Putting CSS-JS-Booster aside, people wanting to squeeze out every possible byte of optimization-potential should have a look at the (semi-free) tool WEBO Site SpeedUp. What they do is really extreme, but they are working with a lot of passion on their software.
And last but not least there is aptimize as a commercial solution targetted at all bigger players (visitor-on-your-site-wise).
Nice, thanks for the suggestion with CSS-JS-Booster – I have added it to the list. Like you mentioned, it would be nice to add Google Closure Compiler to it in the future.
Thank for putting the Booster on your list. Regarding the annotation for the missing minification: this only holds true for JS.
CSS is being fully optimized/minified with CSS-tidy (not using the most extreme and dangerous but instead the most style-safe settings)
Sorry, missed – will change that right away.
PS: BTW, the Gravatar-pictures do not work…
Great work – I have updated the list! Also, thanks about the Gravatars, I messed it up in a recent code upgrade.
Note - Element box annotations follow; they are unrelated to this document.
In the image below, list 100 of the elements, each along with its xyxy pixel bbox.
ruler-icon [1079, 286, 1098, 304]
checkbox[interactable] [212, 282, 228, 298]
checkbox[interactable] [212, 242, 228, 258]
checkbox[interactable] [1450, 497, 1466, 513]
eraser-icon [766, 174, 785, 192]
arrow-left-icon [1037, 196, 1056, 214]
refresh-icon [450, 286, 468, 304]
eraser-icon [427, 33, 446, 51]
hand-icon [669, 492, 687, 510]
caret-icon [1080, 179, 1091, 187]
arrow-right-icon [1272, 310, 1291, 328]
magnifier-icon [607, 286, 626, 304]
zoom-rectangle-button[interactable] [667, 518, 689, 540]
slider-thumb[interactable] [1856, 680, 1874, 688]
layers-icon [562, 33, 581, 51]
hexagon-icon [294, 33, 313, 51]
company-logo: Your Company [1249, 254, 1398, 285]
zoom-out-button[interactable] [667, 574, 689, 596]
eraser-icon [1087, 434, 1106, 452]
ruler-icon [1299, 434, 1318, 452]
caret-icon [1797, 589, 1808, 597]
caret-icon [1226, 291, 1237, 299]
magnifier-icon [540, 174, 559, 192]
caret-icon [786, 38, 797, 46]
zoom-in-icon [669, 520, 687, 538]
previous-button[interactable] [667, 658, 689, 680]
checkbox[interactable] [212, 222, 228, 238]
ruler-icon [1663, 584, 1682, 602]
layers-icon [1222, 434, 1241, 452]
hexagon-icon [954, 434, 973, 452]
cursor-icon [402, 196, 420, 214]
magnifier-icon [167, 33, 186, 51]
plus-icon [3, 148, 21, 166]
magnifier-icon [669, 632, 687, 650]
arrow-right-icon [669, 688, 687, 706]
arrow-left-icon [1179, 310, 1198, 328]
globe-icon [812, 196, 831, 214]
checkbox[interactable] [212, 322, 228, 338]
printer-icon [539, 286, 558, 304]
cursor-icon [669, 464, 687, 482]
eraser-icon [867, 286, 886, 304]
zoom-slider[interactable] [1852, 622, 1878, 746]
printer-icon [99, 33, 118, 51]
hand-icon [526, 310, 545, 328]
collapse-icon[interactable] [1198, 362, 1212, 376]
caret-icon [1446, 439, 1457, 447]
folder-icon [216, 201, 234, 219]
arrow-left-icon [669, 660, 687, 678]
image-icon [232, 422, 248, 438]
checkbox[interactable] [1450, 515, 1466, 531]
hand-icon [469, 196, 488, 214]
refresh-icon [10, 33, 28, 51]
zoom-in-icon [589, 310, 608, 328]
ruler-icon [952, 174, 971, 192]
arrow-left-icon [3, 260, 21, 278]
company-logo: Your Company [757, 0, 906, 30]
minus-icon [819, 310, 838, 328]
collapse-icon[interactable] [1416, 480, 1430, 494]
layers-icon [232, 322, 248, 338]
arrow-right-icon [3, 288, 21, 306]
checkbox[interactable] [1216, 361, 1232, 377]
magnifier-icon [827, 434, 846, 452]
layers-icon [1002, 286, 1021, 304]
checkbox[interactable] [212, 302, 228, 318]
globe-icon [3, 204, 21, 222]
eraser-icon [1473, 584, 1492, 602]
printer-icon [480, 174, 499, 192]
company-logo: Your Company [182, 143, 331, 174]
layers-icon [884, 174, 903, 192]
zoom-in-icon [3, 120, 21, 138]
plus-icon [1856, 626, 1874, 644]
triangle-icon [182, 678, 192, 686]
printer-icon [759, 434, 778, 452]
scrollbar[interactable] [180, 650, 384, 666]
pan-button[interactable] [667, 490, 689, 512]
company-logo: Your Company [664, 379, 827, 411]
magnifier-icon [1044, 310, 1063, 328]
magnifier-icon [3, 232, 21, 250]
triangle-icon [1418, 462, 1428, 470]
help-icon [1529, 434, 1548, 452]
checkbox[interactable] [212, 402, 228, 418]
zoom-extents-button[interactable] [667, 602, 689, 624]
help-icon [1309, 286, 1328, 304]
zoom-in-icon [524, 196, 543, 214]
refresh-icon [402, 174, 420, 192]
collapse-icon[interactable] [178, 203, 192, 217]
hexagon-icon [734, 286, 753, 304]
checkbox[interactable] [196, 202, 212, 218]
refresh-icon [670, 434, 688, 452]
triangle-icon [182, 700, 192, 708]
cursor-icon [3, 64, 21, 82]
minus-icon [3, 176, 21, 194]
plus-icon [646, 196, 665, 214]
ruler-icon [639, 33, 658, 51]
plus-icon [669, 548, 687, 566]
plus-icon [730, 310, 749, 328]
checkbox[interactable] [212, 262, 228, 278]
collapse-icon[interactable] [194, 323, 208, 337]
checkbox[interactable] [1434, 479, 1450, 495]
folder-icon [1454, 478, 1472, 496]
I used Django compressor for my Django website.
It’s very easy to use and I love the “no-settings” approach.
However be careful as by default CSS files are not minimized.
Also be careful not to try to minimize dynamically generated JS as it will try to minimize it each time it’ll detect some changes.
Thanks for the advice!
For ASP.NET, I really like CombineAndMinify. Very easy to add to your ASP.NET site and tons of features (not just combine and minify).
Great, thanks for the tip!
Thanks! I saw that, but updated the post incorrectly. It is changed now.
In ASP.NET you can use StyleManager to combine and compress your CSS. It’s a free server control.
Nice overview, thanks for Packer for .NET link, exactly what I need 🙂
Thanks for the tip!
Glad it was of use to you!
I recommend to use Granule Tag lib the http://code.google.com/p/granule/
code sample is:
var dp = new goog.ui.DatePicker();
I recently came across this PHP tool for CSS minification, concatenation, variables, vendor-prefixing, data-URIing, and more. Haven’t had a chance to use it yet, but it looks very promising.
Thanks for your tips!
I’ve added them to the post.
Anyone know of a method for concatenating and compressing js on a local machine ie. not through a server. I’d rather compress it while writing it as I do with sass via sass or compass watch. I don’t see the point of having a server do the work when you could simply deploy the compressed file to the server. I know how to do it manually with cat an yui in a terminal bash but it requires having to specify the files in the bash file for each project.
Have attempted to use Sprokets and other Ruby based packagers but cant find any terminal commands (ie. they assume your project is a Ruby).
What I’d love is a packager that is on par with sass where you can watch a directory locally and it will compile to compressed assets as you edit save the original files – sass works like a dream for css dev
Oh yeah and I know sass is Ruby but it doesnt have to be a ruby server/project ie. you can just run in terminal and you site can be and serverside tech or static html
sorry wish I could edit, that should have read: can be ANY serverside tech
Sorry, I don’t know of any tool like that off the top of my head.
Right, that’s why I listed just preprocessing and concatenation of files. However, like you say, there are lots of ways to use it.
Great article! Fancy doing an update :)?
It depends on what you mean. 🙂
Not the full research, no, but I think/hope the list should be fairly accurate.
In case you are curious about what the performance benefits are for doing this today, I just wrote up a blog post that goes into some detail about it
Thanks for letting me know!
[…] images to reduce file size without compromising image quality and resolution. There are many online services to help wih the minification process, but I’m partial SquishIt. Another common issue on […]
iam using minify it works fine if we need multiple js files at the same time but , if i need js files at differnt level between the html code and now if i use minify then i got error it says this and that variable is not defined ?
That is something you have to ask the people behind Minify about.
Compression is great, but it’s also recommended to concatenate your files into one to cut down on the number of HTTP requests.